JBNews.id — Departemen Kehakiman Amerika Serikat menyita hampir 400 domain situs streaming ilegal yang digunakan untuk menayangkan pertandingan Piala Dunia 2026. Razia ini menargetkan pelanggaran hak cipta dan ancaman keamanan siber bagi pengguna.
Operasi penegakan hukum berskala besar ini diberi nama ‘Operation Offsides’. Razia dipimpin oleh National Intellectual Property Rights Coordination Center bersama Homeland Security Investigations, jaksa AS, mitra penegak hukum internasional, FIFA, dan sejumlah perusahaan media.
Menurut laporan resmi Departemen Kehakiman AS, domain yang disita menawarkan siaran langsung pertandingan Piala Dunia 2026 secara real-time tanpa izin.
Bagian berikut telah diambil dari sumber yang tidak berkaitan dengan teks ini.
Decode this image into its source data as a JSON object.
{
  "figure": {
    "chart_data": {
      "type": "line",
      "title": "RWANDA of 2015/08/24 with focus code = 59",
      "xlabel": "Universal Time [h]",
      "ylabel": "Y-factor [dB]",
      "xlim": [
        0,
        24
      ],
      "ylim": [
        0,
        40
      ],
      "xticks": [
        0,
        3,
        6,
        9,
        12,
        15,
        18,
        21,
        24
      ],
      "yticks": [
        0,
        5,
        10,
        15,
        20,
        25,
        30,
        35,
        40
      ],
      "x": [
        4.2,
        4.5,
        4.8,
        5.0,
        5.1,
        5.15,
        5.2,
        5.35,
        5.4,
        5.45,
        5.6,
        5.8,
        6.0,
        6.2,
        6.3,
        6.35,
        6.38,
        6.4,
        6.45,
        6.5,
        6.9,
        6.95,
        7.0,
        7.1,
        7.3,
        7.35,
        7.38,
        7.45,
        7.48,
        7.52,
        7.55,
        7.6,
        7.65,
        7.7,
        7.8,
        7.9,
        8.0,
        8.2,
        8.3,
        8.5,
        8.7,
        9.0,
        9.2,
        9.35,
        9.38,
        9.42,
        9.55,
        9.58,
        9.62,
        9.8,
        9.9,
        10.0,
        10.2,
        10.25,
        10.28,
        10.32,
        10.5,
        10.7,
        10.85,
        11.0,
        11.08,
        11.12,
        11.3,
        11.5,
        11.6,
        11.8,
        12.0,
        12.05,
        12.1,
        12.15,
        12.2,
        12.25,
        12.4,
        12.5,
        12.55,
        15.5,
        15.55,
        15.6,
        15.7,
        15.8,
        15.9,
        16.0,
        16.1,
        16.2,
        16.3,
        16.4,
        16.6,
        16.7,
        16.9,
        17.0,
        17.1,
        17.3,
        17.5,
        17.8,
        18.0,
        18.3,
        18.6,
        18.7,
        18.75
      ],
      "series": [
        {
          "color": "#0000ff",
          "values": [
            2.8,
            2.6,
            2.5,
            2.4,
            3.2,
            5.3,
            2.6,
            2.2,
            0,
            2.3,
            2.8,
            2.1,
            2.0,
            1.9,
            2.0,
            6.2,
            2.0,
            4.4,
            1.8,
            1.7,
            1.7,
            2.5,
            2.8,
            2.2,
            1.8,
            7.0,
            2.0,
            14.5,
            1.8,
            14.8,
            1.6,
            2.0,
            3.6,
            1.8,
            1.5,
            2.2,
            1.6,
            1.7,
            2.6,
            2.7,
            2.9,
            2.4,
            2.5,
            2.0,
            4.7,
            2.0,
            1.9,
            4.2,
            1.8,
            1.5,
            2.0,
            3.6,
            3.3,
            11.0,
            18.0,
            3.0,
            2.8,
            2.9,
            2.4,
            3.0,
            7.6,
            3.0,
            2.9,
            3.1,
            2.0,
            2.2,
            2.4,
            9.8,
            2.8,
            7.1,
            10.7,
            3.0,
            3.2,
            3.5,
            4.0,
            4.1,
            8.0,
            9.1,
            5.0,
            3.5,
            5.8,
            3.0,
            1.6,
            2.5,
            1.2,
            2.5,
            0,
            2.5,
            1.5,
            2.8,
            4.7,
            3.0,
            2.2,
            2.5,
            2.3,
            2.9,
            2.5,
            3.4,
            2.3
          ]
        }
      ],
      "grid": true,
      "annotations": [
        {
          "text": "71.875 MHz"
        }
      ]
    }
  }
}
Situs-situs ilegal ini ditemukan dengan bantuan dari perusahaan media seperti beIN Media Group, NBCUniversal, UFC, dan Warner Bros.
Ketika seseorang mencoba mengakses situs yang disita untuk menonton Piala Dunia 2026, mereka tidak akan mendapatkan siaran pertandingan. Sebagai gantinya, pengguna akan diarahkan ke halaman pemberitahuan bahwa situs tersebut sudah dinonaktifkan oleh pihak berwenang.
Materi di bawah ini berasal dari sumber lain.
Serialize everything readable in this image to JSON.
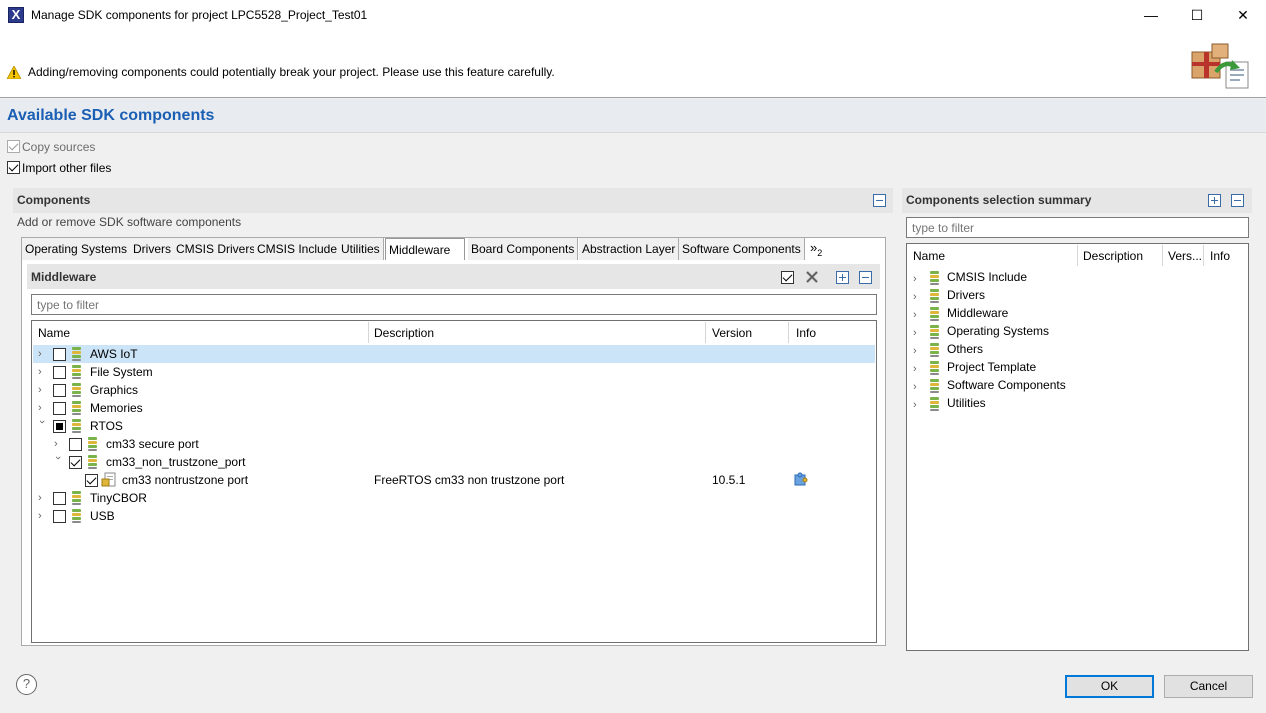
{
  "window": {
    "title": "Manage SDK components for project LPC5528_Project_Test01",
    "app_icon_glyph": "X",
    "minimize_glyph": "—",
    "maximize_glyph": "☐",
    "close_glyph": "✕"
  },
  "banner": {
    "warning_text": "Adding/removing components could potentially break your project. Please use this feature carefully."
  },
  "section": {
    "title": "Available SDK components"
  },
  "options": {
    "copy_sources": "Copy sources",
    "import_other_files": "Import other files"
  },
  "components_panel": {
    "header": "Components",
    "description": "Add or remove SDK software components",
    "tabs": [
      "Operating Systems",
      "Drivers",
      "CMSIS Drivers",
      "CMSIS Include",
      "Utilities",
      "Middleware",
      "Board Components",
      "Abstraction Layer",
      "Software Components"
    ],
    "overflow_label": "»",
    "overflow_count": "2",
    "active_tab": "Middleware",
    "middleware": {
      "header": "Middleware",
      "filter_placeholder": "type to filter",
      "columns": {
        "name": "Name",
        "description": "Description",
        "version": "Version",
        "info": "Info"
      },
      "rows": [
        {
          "name": "AWS IoT",
          "description": "",
          "version": ""
        },
        {
          "name": "File System",
          "description": "",
          "version": ""
        },
        {
          "name": "Graphics",
          "description": "",
          "version": ""
        },
        {
          "name": "Memories",
          "description": "",
          "version": ""
        },
        {
          "name": "RTOS",
          "description": "",
          "version": ""
        },
        {
          "name": "cm33 secure port",
          "description": "",
          "version": ""
        },
        {
          "name": "cm33_non_trustzone_port",
          "description": "",
          "version": ""
        },
        {
          "name": "cm33 nontrustzone port",
          "description": "FreeRTOS cm33 non trustzone port",
          "version": "10.5.1"
        },
        {
          "name": "TinyCBOR",
          "description": "",
          "version": ""
        },
        {
          "name": "USB",
          "description": "",
          "version": ""
        }
      ]
    }
  },
  "summary_panel": {
    "header": "Components selection summary",
    "filter_placeholder": "type to filter",
    "columns": {
      "name": "Name",
      "description": "Description",
      "version": "Vers...",
      "info": "Info"
    },
    "items": [
      "CMSIS Include",
      "Drivers",
      "Middleware",
      "Operating Systems",
      "Others",
      "Project Template",
      "Software Components",
      "Utilities"
    ]
  },
  "footer": {
    "help_glyph": "?",
    "ok_label": "OK",
    "cancel_label": "Cancel"
  },
  "colors": {
    "section_title": "#1a5fb4",
    "selected_row": "#cce4f7",
    "default_button_border": "#0078d7"
  }
}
Asisten Jaksa Agung A. Tysen Duva menyatakan bahwa penyitaan ini bertujuan membongkar sindikat internasional yang meraup keuntungan dari Piala Dunia. Departemen Kehakiman AS menegaskan tindakan ini merupakan bagian dari tanggung jawab Amerika Serikat sebagai salah satu tuan rumah turnamen empat tahunan tersebut.
Operation Offsides tidak hanya menyasar domain yang berasal dari AS. Departemen Kehakiman AS berkoordinasi dengan International Computer Hacking and Intellectual Property Network untuk menumbangkan server dan domain situs streaming ilegal di Peru, Bulgaria, Kroasia, Rumania, Polandia, dan Kolombia.
Baca Juga:
Risiko Keamanan Streaming Ilegal
Risiko keamanan yang dihadapi pengguna situs streaming ilegal sudah terdokumentasi sejak lama. Laporan Federation Against Copyright Theft (FACT) pada tahun 2022 menemukan konten berbahaya di 50 situs streaming olahraga ilegal. Temuan tersebut mencakup iklan penipuan, trojan perbankan, iklan yang menyesatkan, penipuan, dan pelacakan data yang ekstensif.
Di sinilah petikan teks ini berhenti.